A Senate Subcommittee met yesterday to hear testimony about the use of seclusion and restraint in the Commonwealth’s public schools. Children, parents, and advocates testified about the dangerous practices in use in several school districts. The stories were alarming.
But even more surprising was the story told by Senator Thomas Garrett, a Republican senator from Hadensville. Senator Garrett told the story of having been repeatedly restrained and placed in locked seclusion as a first grader, for behaviors that any first grade kid might do. When his parents found out –after many, many incidents — they removed him from that abusive environment. In a new school, he went on to be a straight A student, eventually voted most likely to succeed.
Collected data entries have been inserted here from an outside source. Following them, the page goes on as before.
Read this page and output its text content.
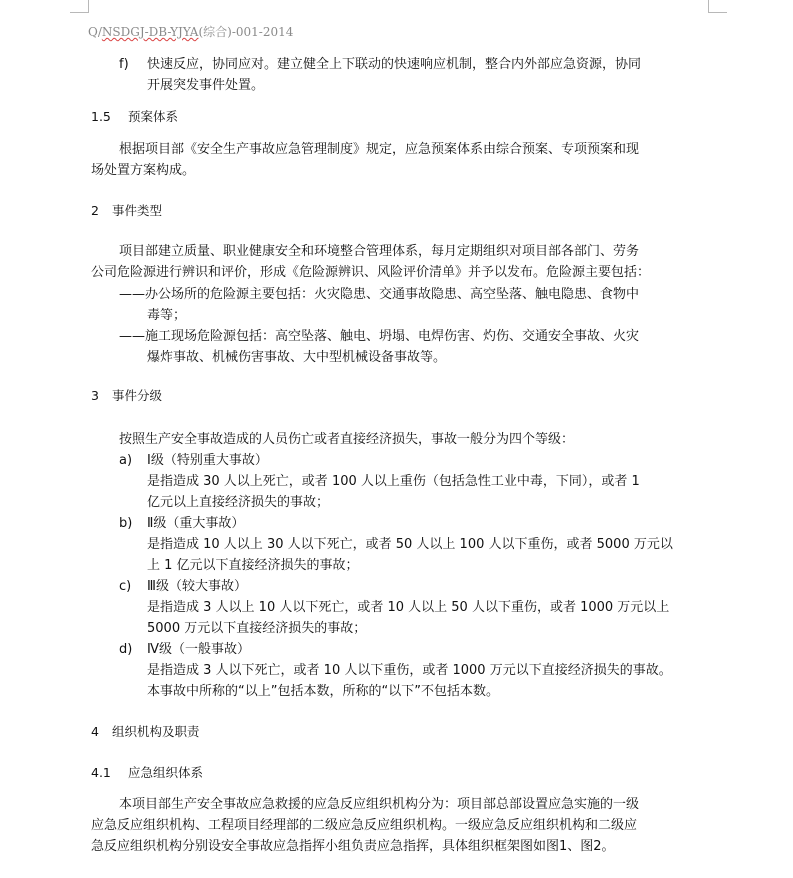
Q/NSDGJ-DB-YJYA(综合)-001-2014
f) 快速反应，协同应对。建立健全上下联动的快速响应机制，整合内外部应急资源，协同
开展突发事件处置。
1.5 预案体系
根据项目部《安全生产事故应急管理制度》规定，应急预案体系由综合预案、专项预案和现
场处置方案构成。
2 事件类型
项目部建立质量、职业健康安全和环境整合管理体系，每月定期组织对项目部各部门、劳务
公司危险源进行辨识和评价，形成《危险源辨识、风险评价清单》并予以发布。危险源主要包括：
——办公场所的危险源主要包括：火灾隐患、交通事故隐患、高空坠落、触电隐患、食物中
毒等；
——施工现场危险源包括：高空坠落、触电、坍塌、电焊伤害、灼伤、交通安全事故、火灾
爆炸事故、机械伤害事故、大中型机械设备事故等。
3 事件分级
按照生产安全事故造成的人员伤亡或者直接经济损失，事故一般分为四个等级：
a) Ⅰ级（特别重大事故）
是指造成 30 人以上死亡，或者 100 人以上重伤（包括急性工业中毒，下同），或者 1
亿元以上直接经济损失的事故；
b) Ⅱ级（重大事故）
是指造成 10 人以上 30 人以下死亡，或者 50 人以上 100 人以下重伤，或者 5000 万元以
上 1 亿元以下直接经济损失的事故；
c) Ⅲ级（较大事故）
是指造成 3 人以上 10 人以下死亡，或者 10 人以上 50 人以下重伤，或者 1000 万元以上
5000 万元以下直接经济损失的事故；
d) Ⅳ级（一般事故）
是指造成 3 人以下死亡，或者 10 人以下重伤，或者 1000 万元以下直接经济损失的事故。
本事故中所称的“以上”包括本数，所称的“以下”不包括本数。
4 组织机构及职责
4.1 应急组织体系
本项目部生产安全事故应急救援的应急反应组织机构分为：项目部总部设置应急实施的一级
应急反应组织机构、工程项目经理部的二级应急反应组织机构。一级应急反应组织机构和二级应
急反应组织机构分别设安全事故应急指挥小组负责应急指挥，具体组织框架图如图1、图2。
His experience, decades ago, clearly left a strong, traumatizing impact on him. He became a successful lawyer and a state legislator, yet the tale of his first grade experience brought his emotions to the surface.
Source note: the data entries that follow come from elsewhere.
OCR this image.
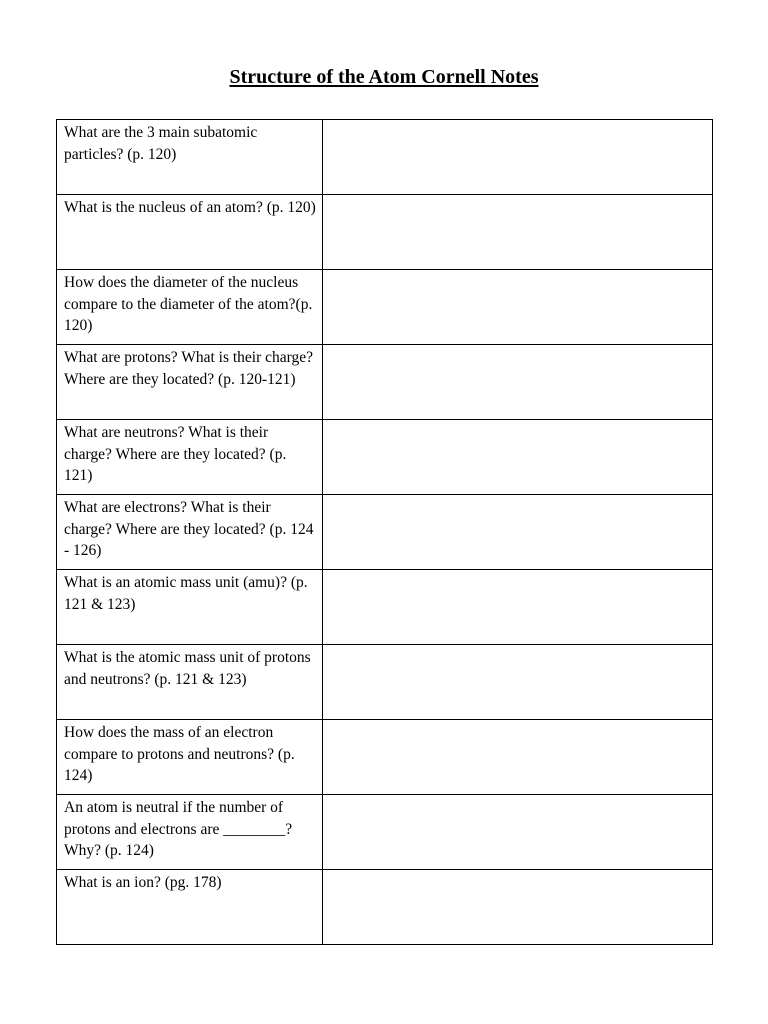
Structure of the Atom Cornell Notes
What are the 3 main subatomic particles? (p. 120)	

What is the nucleus of an atom? (p. 120)	

How does the diameter of the nucleus compare to the diameter of the atom?(p. 120)	

What are protons? What is their charge? Where are they located? (p. 120-121)	

What are neutrons? What is their charge? Where are they located? (p. 121)	

What are electrons? What is their charge? Where are they located? (p. 124 - 126)	

What is an atomic mass unit (amu)? (p. 121 & 123)	

What is the atomic mass unit of protons and neutrons? (p. 121 & 123)	

How does the mass of an electron compare to protons and neutrons? (p. 124)	

An atom is neutral if the number of protons and electrons are ________? Why? (p. 124)	

What is an ion? (pg. 178)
Restraint and seclusion is always traumatizing to a child. Restraint and seclusion is an indicator that treatment has failed, that educational plans have failed, that educators have abandoned any hope for creating a learning environment.
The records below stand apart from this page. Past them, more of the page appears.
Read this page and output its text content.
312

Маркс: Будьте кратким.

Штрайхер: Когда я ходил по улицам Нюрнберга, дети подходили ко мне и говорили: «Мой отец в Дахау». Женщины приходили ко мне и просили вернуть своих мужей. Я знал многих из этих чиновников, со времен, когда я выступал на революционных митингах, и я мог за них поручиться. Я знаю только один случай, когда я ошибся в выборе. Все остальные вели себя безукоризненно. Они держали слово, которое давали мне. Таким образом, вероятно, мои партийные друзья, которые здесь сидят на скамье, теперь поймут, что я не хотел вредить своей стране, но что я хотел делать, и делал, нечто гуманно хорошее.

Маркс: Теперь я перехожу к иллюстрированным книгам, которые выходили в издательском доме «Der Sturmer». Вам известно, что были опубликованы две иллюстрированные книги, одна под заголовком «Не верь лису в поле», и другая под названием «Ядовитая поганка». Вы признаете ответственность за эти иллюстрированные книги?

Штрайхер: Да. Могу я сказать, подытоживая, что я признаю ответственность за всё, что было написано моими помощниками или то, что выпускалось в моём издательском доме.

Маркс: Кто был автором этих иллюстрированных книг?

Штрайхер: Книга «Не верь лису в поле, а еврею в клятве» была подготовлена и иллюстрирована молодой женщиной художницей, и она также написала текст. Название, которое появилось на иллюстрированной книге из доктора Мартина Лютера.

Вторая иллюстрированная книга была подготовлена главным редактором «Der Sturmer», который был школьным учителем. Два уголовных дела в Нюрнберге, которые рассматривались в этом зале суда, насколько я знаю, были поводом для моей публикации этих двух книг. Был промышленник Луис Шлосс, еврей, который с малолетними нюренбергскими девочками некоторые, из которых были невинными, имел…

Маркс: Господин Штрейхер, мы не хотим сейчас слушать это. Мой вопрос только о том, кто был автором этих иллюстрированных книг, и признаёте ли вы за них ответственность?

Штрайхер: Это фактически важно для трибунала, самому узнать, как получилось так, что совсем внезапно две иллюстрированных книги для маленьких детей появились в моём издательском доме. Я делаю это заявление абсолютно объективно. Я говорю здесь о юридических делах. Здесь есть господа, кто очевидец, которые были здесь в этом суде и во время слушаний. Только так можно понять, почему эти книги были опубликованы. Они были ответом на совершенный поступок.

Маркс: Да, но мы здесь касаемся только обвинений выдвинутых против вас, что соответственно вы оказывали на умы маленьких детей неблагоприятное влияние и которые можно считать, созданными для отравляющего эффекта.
The bill under consideration by the Virginia Legislature would, eventually, dramatically restrict schools from inflicting that kind of trauma on any kid. As Senator Garrett eloquently stated at the hearing, somewhere out there in Virginia, there is a kid in a locked seclusion room who could become a great success in life, if he is only treated with respect, instead of treated with trauma. It is our hope that Virginia will move in that direction.